L’article 18, paragraphe (1), point d), du règlement Dublin III, sur lequel le ministre s’est basé pour conclure à la responsabilité des autorités autrichiennes pour procéder à l’examen de la demande de protection internationale de Monsieur …, prévoit que l’ « L’État membre responsable en vertu du présent règlement est tenu de (…) reprendre en charge, dans les conditions prévues aux articles 23, 24, 25 et 29, le ressortissant de pays tiers ou l’apatride dont la demande a été rejetée et qui a présenté une demande auprès d’un autre État membre ou qui se trouve, sans titre de séjour, sur le territoire d’un autre État membre. ».

Il s’ensuit que si le ministre estime qu’en application du règlement Dublin III, un autre pays est responsable de l’examen de la demande de protection internationale et si ce pays accepte la reprise en charge de l’intéressé, le ministre décide de transférer la personne concernée vers l’Etat membre responsable et de ne pas examiner la demande de protection internationale introduite au Luxembourg.

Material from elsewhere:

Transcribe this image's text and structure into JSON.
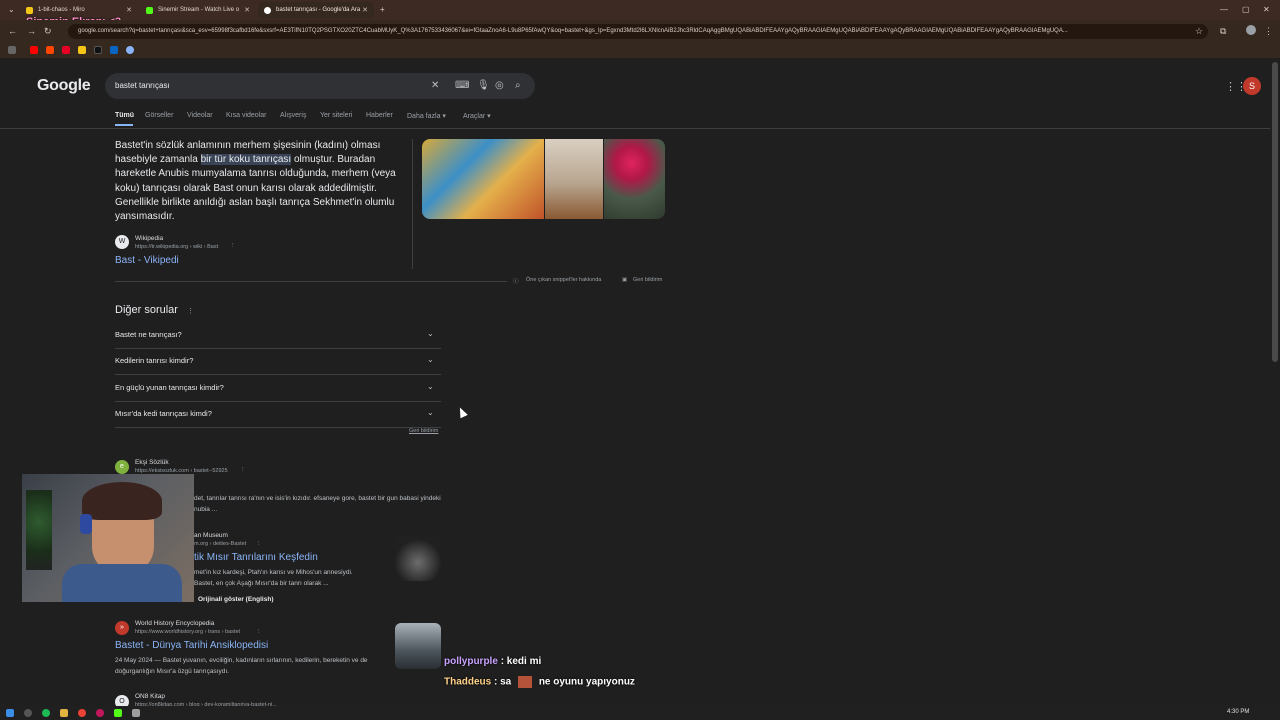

Le tribunal constate de prime abord qu’il est constant en cause que la décision de transférer le demandeur vers l’Autriche et de ne pas examiner sa demande de protection internationale a été adoptée par le ministre en application de l’article 28, paragraphe (1) de la loi du 18 décembre 2015 et de l’article 18, paragraphe (1), point d), du règlement Dublin III, au motif que l’Etat responsable de l’examen de sa demande de protection internationale serait l’Autriche, en ce qu’il y aurait introduit auparavant des demandes de protection internationale en date des 23 mai 2015 et 31 janvier 2018 et que les autorités autrichiennes auraient accepté sa reprise en charge le 23 juillet 2018, de sorte que c’est a priori à bon droit que le ministre a décidé de le transférer vers l’Autriche et de ne pas examiner sa demande de protection internationale.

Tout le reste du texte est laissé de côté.